In seiner ZDF-Talksendung am Mittwochabend hat Markus Lanz der nicht anwesenden Außenministerin Annalena Baerbock (Grüne) und der gesamten Bundesregierung „doppelte Standards“ und „Heuchelei“ vorgeworfen. Lanz‘ Argumentation: Sowohl in der Ukraine und dem Nahen Osten würden zahlreiche Menschen sterben. Doch während der russische Präsident Wladimir Putin seine Angriffe mit zivilen Opfern als Kriegsverbrechen angelastet werde, schweige man bei Israel und seinem Ministerpräsidenten Benjamin Netanjahu. Der Journalist Michael Bröcker, Chefredakteur von Table Media, verteidigte sie.

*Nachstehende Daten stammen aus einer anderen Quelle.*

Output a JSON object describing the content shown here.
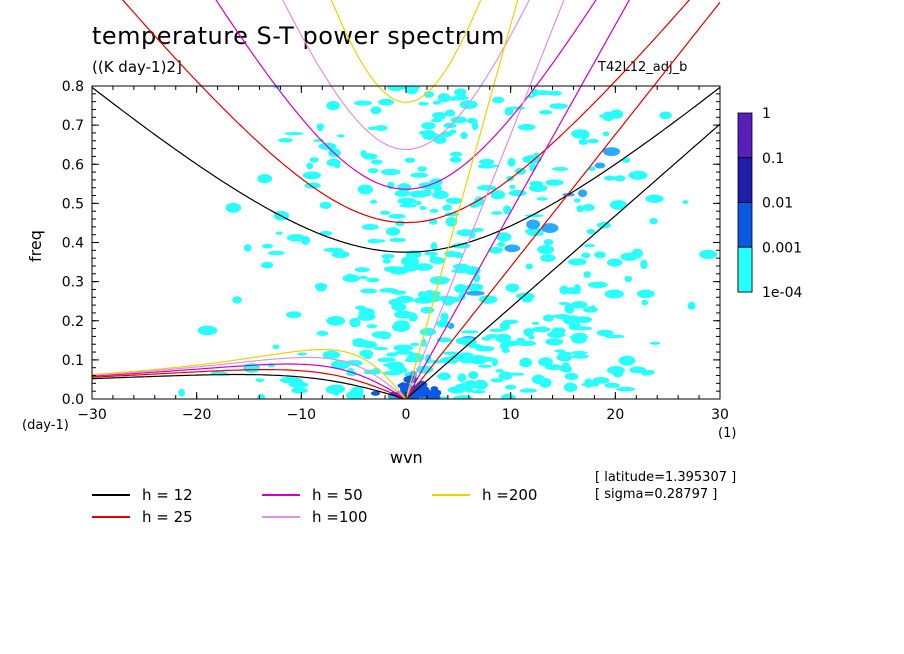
{
  "header": {
    "title": "temperature S-T power spectrum",
    "units": "((K day-1)2]",
    "run": "T42L12_adj_b"
  },
  "info": {
    "latitude": "[ latitude=1.395307 ]",
    "sigma": "[ sigma=0.28797 ]"
  },
  "chart_data": {
    "type": "heatmap",
    "title": "temperature S-T power spectrum",
    "xlabel": "wvn",
    "ylabel": "freq",
    "x_unit": "(1)",
    "y_unit": "(day-1)",
    "xlim": [
      -30,
      30
    ],
    "ylim": [
      0,
      0.8
    ],
    "x_ticks": [
      -30,
      -20,
      -10,
      0,
      10,
      20,
      30
    ],
    "y_ticks": [
      0.0,
      0.1,
      0.2,
      0.3,
      0.4,
      0.5,
      0.6,
      0.7,
      0.8
    ],
    "colorbar": {
      "labels": [
        "1",
        "0.1",
        "0.01",
        "0.001",
        "1e-04"
      ],
      "colors": [
        "#5a1fb8",
        "#1e1ea8",
        "#0a5ae6",
        "#28aaff",
        "#28ffff"
      ]
    },
    "dispersion_curves": [
      {
        "name": "h = 12",
        "h": 12,
        "color": "#000000"
      },
      {
        "name": "h = 25",
        "h": 25,
        "color": "#e00000"
      },
      {
        "name": "h = 50",
        "h": 50,
        "color": "#d000c0"
      },
      {
        "name": "h =100",
        "h": 100,
        "color": "#e090e0"
      },
      {
        "name": "h =200",
        "h": 200,
        "color": "#f0d000"
      }
    ],
    "spectrum_regions": [
      {
        "level": "1e-04",
        "description": "broad patches across all wavenumbers, concentrated near wvn 0-15"
      },
      {
        "level": "0.001",
        "description": "band along Kelvin wave curves at positive wvn"
      },
      {
        "level": "0.01",
        "description": "low frequency near wvn 0-3"
      }
    ]
  }
}
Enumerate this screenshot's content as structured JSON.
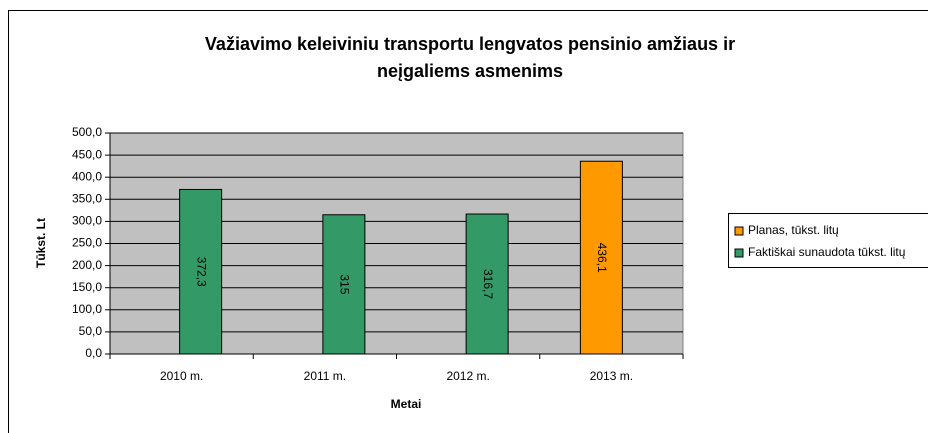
{
  "chart_data": {
    "type": "bar",
    "title": [
      "Važiavimo keleiviniu transportu lengvatos pensinio amžiaus ir",
      "neįgaliems asmenims"
    ],
    "x_label": "Metai",
    "y_label": "Tūkst. Lt",
    "categories": [
      "2010 m.",
      "2011 m.",
      "2012 m.",
      "2013 m."
    ],
    "series": [
      {
        "name": "Planas, tūkst. litų",
        "color": "#ff9900",
        "values": [
          null,
          null,
          null,
          436.1
        ],
        "value_labels": [
          null,
          null,
          null,
          "436,1"
        ]
      },
      {
        "name": "Faktiškai sunaudota tūkst. litų",
        "color": "#339966",
        "values": [
          372.3,
          315,
          316.7,
          null
        ],
        "value_labels": [
          "372,3",
          "315",
          "316,7",
          null
        ]
      }
    ],
    "ylim": [
      0,
      500
    ],
    "yticks": [
      {
        "value": 0,
        "label": "0,0"
      },
      {
        "value": 50,
        "label": "50,0"
      },
      {
        "value": 100,
        "label": "100,0"
      },
      {
        "value": 150,
        "label": "150,0"
      },
      {
        "value": 200,
        "label": "200,0"
      },
      {
        "value": 250,
        "label": "250,0"
      },
      {
        "value": 300,
        "label": "300,0"
      },
      {
        "value": 350,
        "label": "350,0"
      },
      {
        "value": 400,
        "label": "400,0"
      },
      {
        "value": 450,
        "label": "450,0"
      },
      {
        "value": 500,
        "label": "500,0"
      }
    ],
    "grid": true,
    "legend": "right"
  }
}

Lanz spricht von „Heuchelei“ und „doppelten Standards“
Wörtlich sagte der 55-jährige Talkmaster: „Aus meiner ganz einfachen empathisch-menschlichen Perspektive: Gerade wir, Deutschland, sind gerne eine moralische Supermacht in der Welt. Und es gibt jetzt natürlich so etwas wie den Vorwurf der doppelten Standards. Und es gibt die Frage: Wie gehen wir um mit einer gewissen Heuchelei? Ich mache Ihnen ein konkretes Beispiel: Wenn jemand wie Wladimir Putin in der Ukraine Wasserwerke, Wasserleitungen, Energieversorgungen lahmlegt, bombardiert, zerstört, kaputtmacht, dann stellt sich jemand wie Annalena Baerbock völlig zu Recht hin und sagt: Freunde, das geht nicht. Kriegsverbrechen!“ Aber, so Lanz weiter: „Das Gleiche, den gleichen Satz, habe ich im Zusammenhang mit Gaza noch von keinem Mitglied dieser Regierung gehört. Oder ist mir da etwas entgangen?“
Michael Bröcker sprang für Baerbock und die Bundesregierung in die Bresche, als er sagte, dass es dafür gute Gründe gebe. Schließlich sei man „aufgrund unserer besonderen Verantwortung, aufgrund der Schoa besonders solidarisch mit diesem Land“. Zudem ging dem Krieg im Nahen Osten der Angriff der Terrorgruppe Hamas voraus. „Es ist natürlich die politische Rhetorik im Nachhinein eine andere.“ Er räumte ein: „Ja, es gibt eine Doppelmoral, aber aus guten Gründen.“ Denn vorausgegangen war der Angriff der Hamas auf Israel am 7. Oktober 2023, bei dem Terroristen mehr als 1100 Menschen auf israelischer Seite töteten.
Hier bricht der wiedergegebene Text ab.